In our TFSA, we have contributed $20,000 and the current balance is about $20,600. If you want to measure that performance, you'll have to find a relevant high interest savings account benchmark. 

That quote is my own - I've asked at least 15 bloggers/investors over the last few years and very few track performance. Like maybe 3/15. Congrats for being one of the minority.


----------



## beans (Jan 25, 2011)

right now i know two things. RIM has gotta go back up....and NKE has gotta go back up

Just do it.

i love how pointless my posts are


----------



## Argonaut (Dec 7, 2010)

dogcom said:


> Argonaut these ETF's are for short term trading only, they are not meant to be held because of the drag they they have on them. When they turn over contracts and do whatever they do you lose money over time, so if Nat Gas stayed at $4.00 and didn't move the entire year you would lose money on both sides with these ETF's if you held them.
> 
> On trading I always look harder at my losers then my winners. I want to know why I lost so much and what I should do better the next time. Last year when I started active trading I bought HNU at a low price and it started go down so I added on and it continued lower and I then finally cut my losses. It took my 2 months to get back those losses back and I learned a lot from that trade.

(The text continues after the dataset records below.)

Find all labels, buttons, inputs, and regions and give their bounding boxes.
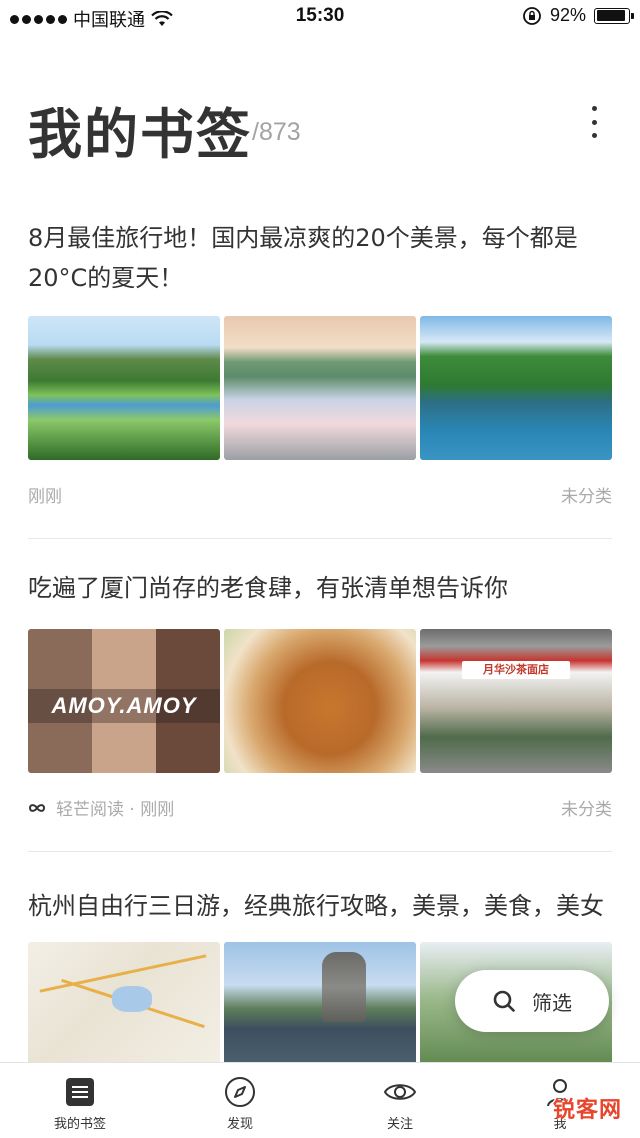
tab-label: 关注 <box>386 1117 413 1132</box>
divider <box>28 851 612 852</box>
search-icon <box>493 990 515 1012</box>
thumbnail-image: AMOY.AMOY <box>28 629 220 773</box>
tab-label: 我的书签 <box>53 1117 106 1132</box>
eye-icon <box>383 1084 417 1100</box>
filter-button[interactable]: 筛选 <box>455 970 609 1032</box>
card-title[interactable]: 8月最佳旅行地！国内最凉爽的20个美景，每个都是20°C的夏天！ <box>28 218 612 298</box>
watermark-logo: 锐客网 <box>552 1098 622 1123</box>
page-title: 我的书签 <box>28 103 252 166</box>
card-thumbnails: AMOY.AMOY 月华沙茶面店 <box>28 629 612 773</box>
bookmark-card[interactable]: 吃遍了厦门尚存的老食肆，有张清单想告诉你 AMOY.AMOY 月华沙茶面店 轻芒… <box>28 568 612 820</box>
bookmark-list-icon <box>66 1078 94 1106</box>
card-meta: 刚刚 未分类 <box>28 482 612 507</box>
shop-sign-text: 月华沙茶面店 <box>462 661 570 679</box>
tab-follow[interactable]: 关注 <box>320 1063 480 1138</box>
thumbnail-image <box>224 316 416 460</box>
card-category[interactable]: 未分类 <box>561 795 612 820</box>
compass-icon <box>225 1077 255 1107</box>
status-bar: 中国联通 15:30 92% <box>0 0 640 34</box>
battery-icon <box>594 7 634 24</box>
bookmark-card[interactable]: 8月最佳旅行地！国内最凉爽的20个美景，每个都是20°C的夏天！ 刚刚 未分类 <box>28 218 612 507</box>
thumbnail-image <box>224 629 416 773</box>
infinity-icon <box>28 803 46 812</box>
tab-discover[interactable]: 发现 <box>160 1063 320 1138</box>
bookmark-count: /873 <box>252 118 301 146</box>
thumbnail-overlay-text: AMOY.AMOY <box>28 689 220 723</box>
thumbnail-image <box>420 316 612 460</box>
tab-label: 发现 <box>226 1117 253 1132</box>
thumbnail-image <box>28 316 220 460</box>
divider <box>28 538 612 539</box>
battery-percent: 92% <box>549 5 586 25</box>
card-title[interactable]: 杭州自由行三日游，经典旅行攻略，美景，美食，美女 <box>28 886 612 926</box>
card-source: 轻芒阅读 · 刚刚 <box>56 800 175 820</box>
card-meta: 轻芒阅读 · 刚刚 未分类 <box>28 795 612 820</box>
thumbnail-image: 月华沙茶面店 <box>420 629 612 773</box>
more-vertical-icon[interactable] <box>588 106 600 138</box>
card-category[interactable]: 未分类 <box>561 482 612 507</box>
tab-bookmarks[interactable]: 我的书签 <box>0 1063 160 1138</box>
filter-label: 筛选 <box>532 990 572 1015</box>
card-time: 刚刚 <box>28 487 62 507</box>
battery-fill <box>596 10 626 21</box>
tab-bar: 我的书签 发现 关注 我 <box>0 1062 640 1138</box>
card-title[interactable]: 吃遍了厦门尚存的老食肆，有张清单想告诉你 <box>28 568 612 608</box>
status-right: 92% <box>522 5 634 26</box>
card-thumbnails <box>28 316 612 460</box>
rotation-lock-icon <box>523 6 541 25</box>
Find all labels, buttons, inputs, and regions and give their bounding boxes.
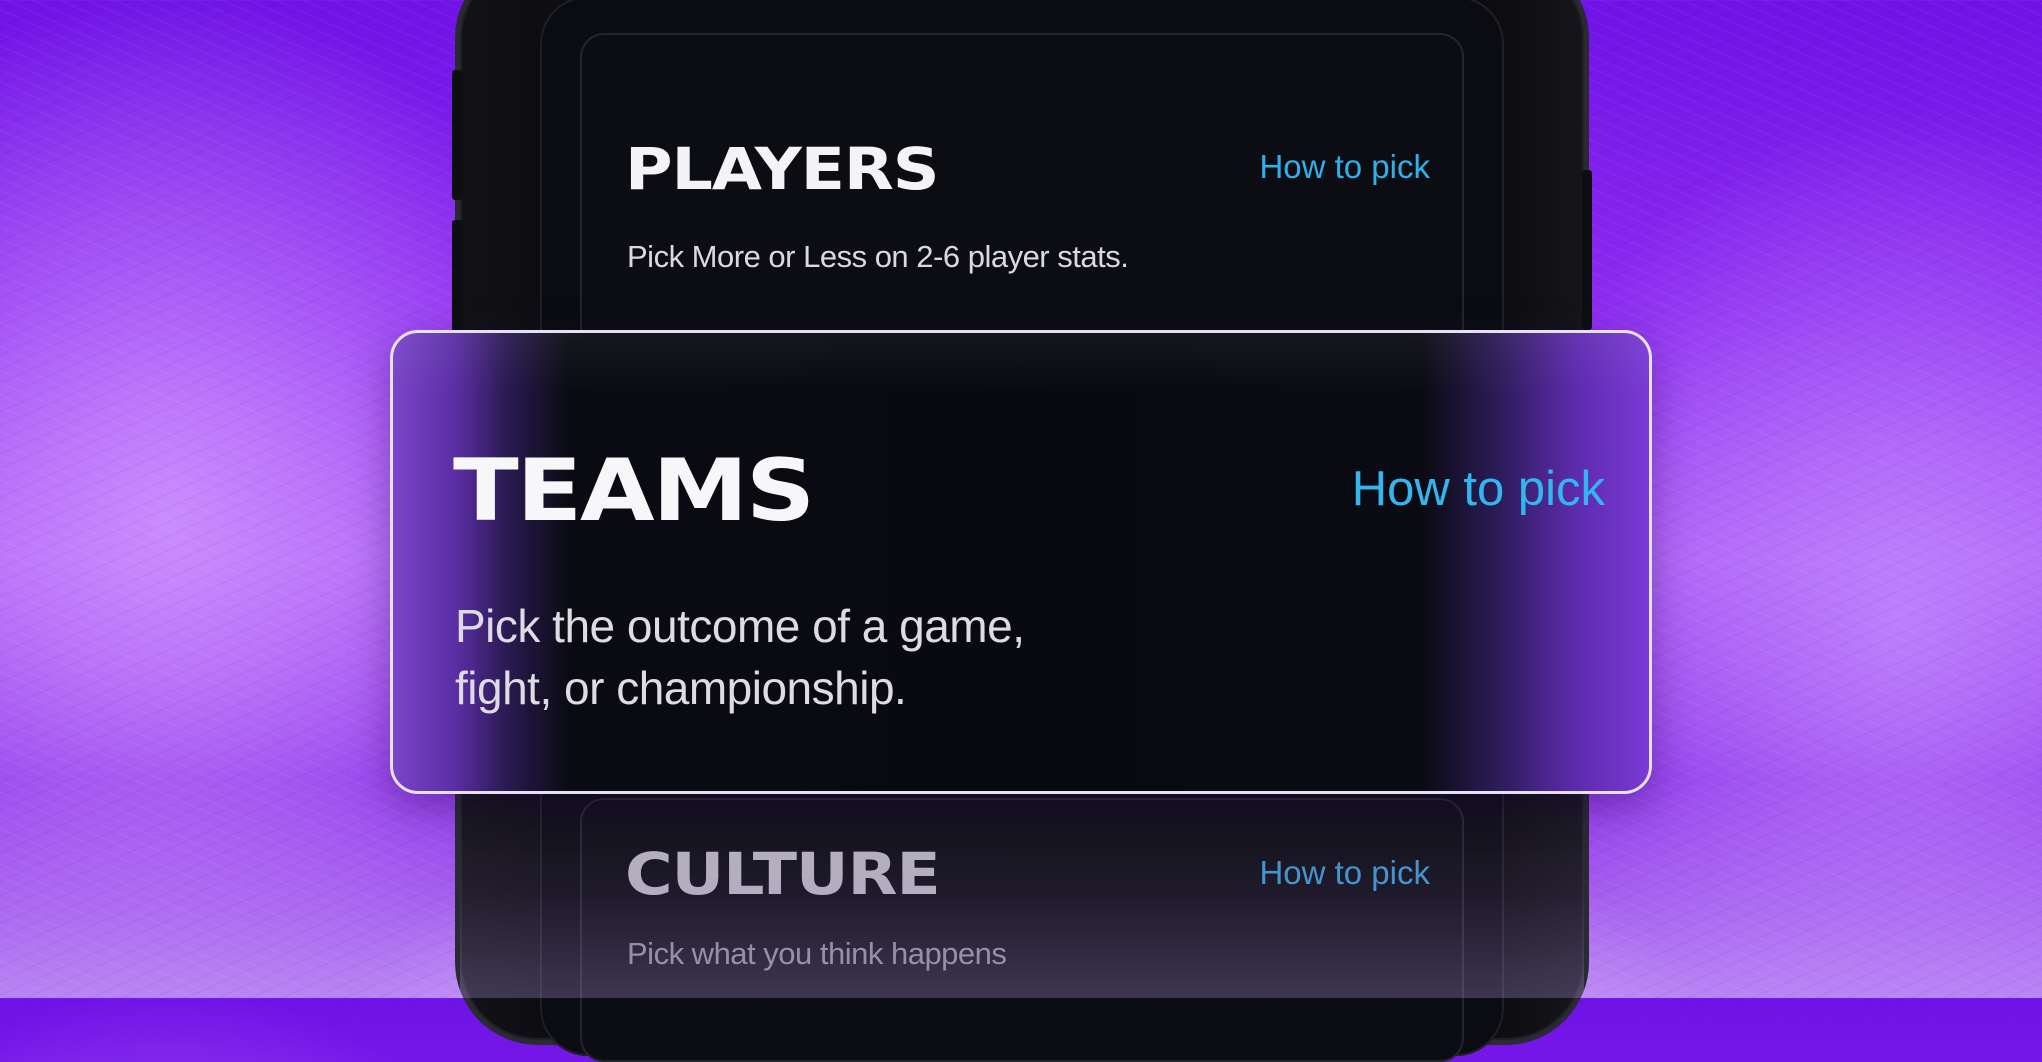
- teams-card-description: Pick the outcome of a game, fight, or ch…: [455, 595, 1235, 719]
- teams-card[interactable]: TEAMS How to pick Pick the outcome of a …: [390, 330, 1652, 794]
- teams-description-line-2: fight, or championship.: [455, 662, 907, 714]
- teams-description-line-1: Pick the outcome of a game,: [455, 600, 1025, 652]
- players-how-to-pick-link[interactable]: How to pick: [1259, 148, 1430, 186]
- teams-card-title: TEAMS: [453, 441, 815, 541]
- culture-card-description: Pick what you think happens: [627, 936, 1007, 971]
- phone-side-button: [1582, 170, 1592, 330]
- culture-card[interactable]: CULTURE How to pick Pick what you think …: [580, 798, 1464, 1062]
- players-card-description: Pick More or Less on 2-6 player stats.: [627, 239, 1129, 274]
- players-card-title: PLAYERS: [625, 135, 940, 203]
- teams-how-to-pick-link[interactable]: How to pick: [1352, 461, 1605, 517]
- phone-side-button: [452, 70, 462, 200]
- culture-how-to-pick-link[interactable]: How to pick: [1259, 854, 1430, 892]
- players-card[interactable]: PLAYERS How to pick Pick More or Less on…: [580, 33, 1464, 357]
- culture-card-title: CULTURE: [625, 840, 941, 908]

Yeah I understand that leveraged ETF's are for the short term. My thought was to _short_ both the bull and the bear version of natural gas in equal weight. Unless there are no shares to borrow?


----------



## AshleyT (May 1, 2009)

These types of threads and conversations are common in bull markets, especially in Canada with everyone piling into our beloved resource stocks for the past two years. It's easy to look like a genius when the bulls are running and all the "hunches" are cashing. How quickly we forget the market's ability to teach us a lesson. Humility is deferred today, but will rule again. It was ever thus.